Lithuanian Ambassador to Israel explains how foregin diplomats from Japan and the Netherlands helped to save Jewish lives during the holocaust.
(photo credit: SHAY ZAVDI)
The American Jewish Committee brought together ambassadors from Lithuania, Belgium and Sweden to Jerusalem, where on Monday night they explained how their countries’ diplomatic teams helped save thousands of Jewish lives during the Holocaust.
The Jerusalem Report Editor-In-Chief Steve Linde moderated their panel discussion at the fourth annual AJC event ahead of Holocaust Remembrance day on Thursday.
Lithuanian Ambassador to Israel Edminas Bagdonas opened the discussion by holding up a map of Lithuania and explaining that during the Holocaust, “85% of Lithuania’s Jews were killed in brutal ways.”
In contrast to the lives lost, Bagdonas recounted how in 1939, Japanese ambassador Chiune Sugihara and Dutch ambassador Jan Zwartendijk, both of whom were based in Lithuania, saved at least 2,000 Jewish lives by simply issuing visas and travel documents to their countries.

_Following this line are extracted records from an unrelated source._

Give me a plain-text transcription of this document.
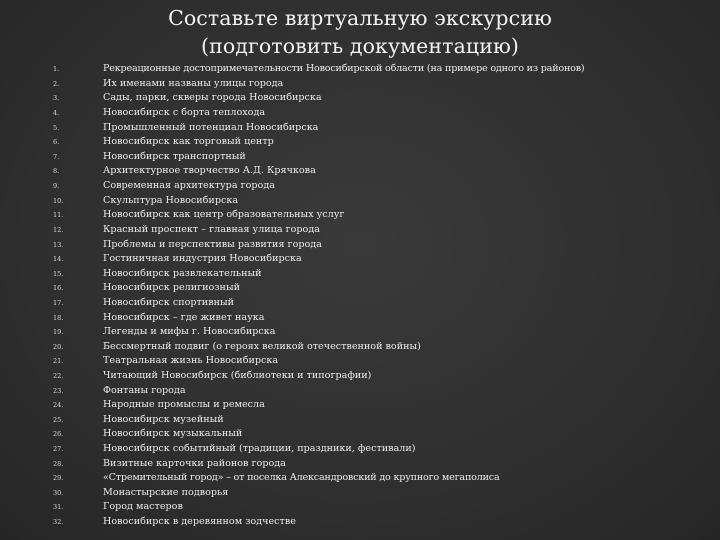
Составьте виртуальную экскурсию
(подготовить документацию)
1.	Рекреационные достопримечательности Новосибирской области (на примере одного из районов)
2.	Их именами названы улицы города
3.	Сады, парки, скверы города Новосибирска
4.	Новосибирск с борта теплохода
5.	Промышленный потенциал Новосибирска
6.	Новосибирск как торговый центр
7.	Новосибирск транспортный
8.	Архитектурное творчество А.Д. Крячкова
9.	Современная архитектура города
10.	Скульптура Новосибирска
11.	Новосибирск как центр образовательных услуг
12.	Красный проспект – главная улица города
13.	Проблемы и перспективы развития города
14.	Гостиничная индустрия Новосибирска
15.	Новосибирск развлекательный
16.	Новосибирск религиозный
17.	Новосибирск спортивный
18.	Новосибирск – где живет наука
19.	Легенды и мифы г. Новосибирска
20.	Бессмертный подвиг (о героях великой отечественной войны)
21.	Театральная жизнь Новосибирска
22.	Читающий Новосибирск (библиотеки и типографии)
23.	Фонтаны города
24.	Народные промыслы и ремесла
25.	Новосибирск музейный
26.	Новосибирск музыкальный
27.	Новосибирск событийный (традиции, праздники, фестивали)
28.	Визитные карточки районов города
29.	«Стремительный город» – от поселка Александровский до крупного мегаполиса
30.	Монастырские подворья
31.	Город мастеров
32.	Новосибирск в деревянном зодчестве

“By getting a visa to Japan, Lithuanian Jews were able to travel to Moscow by train,” he explained.
“From there, Vladivostok, [from] where it was a relatively short trip to Japan, [and] from Japan, South America or the United States.”
“In two weeks [after the Nazis occupied Belgium],” said Belgian Ambassador to Israel Olivier Belle, “the world fell apart.”
While Belle lamented that his country did not do enough to save its Jews, he did offer one story of how British ambassadors issued visas that permitted travel not only to the United Kingdom but also to Switzerland.
In 2000, then-prime minister Guy Verhofstadt took responsibility for Belgium’s role in the Holocaust. “There were mistakes made,” Belle said.
“And it made us confront the Holocaust and not to hide, and to share this association with the international community” Magnus Hellgren of Sweden reminded the audience of Swedish diplomat Raoul Wallenberg’s work in Nazi-occupied Hungary that saved tens of thousands of Jews.
“It was quite unusual to send a diplomat to a country and tell him he could do anything to save lives,” he said.
“He was not abiding by the rulebook of diplomacy. Wallenberg had a lot of money.
And a lot of it came from the Joint Distribution Committee, and he had free reign to do what he needed to do to save lives.”
In order not to overshadow others who helped, Hegren noted, “There are about 30,000 Righteous Among the Nations recognized by Yad Vashem, 60 of these are diplomats and six of them are from Sweden.”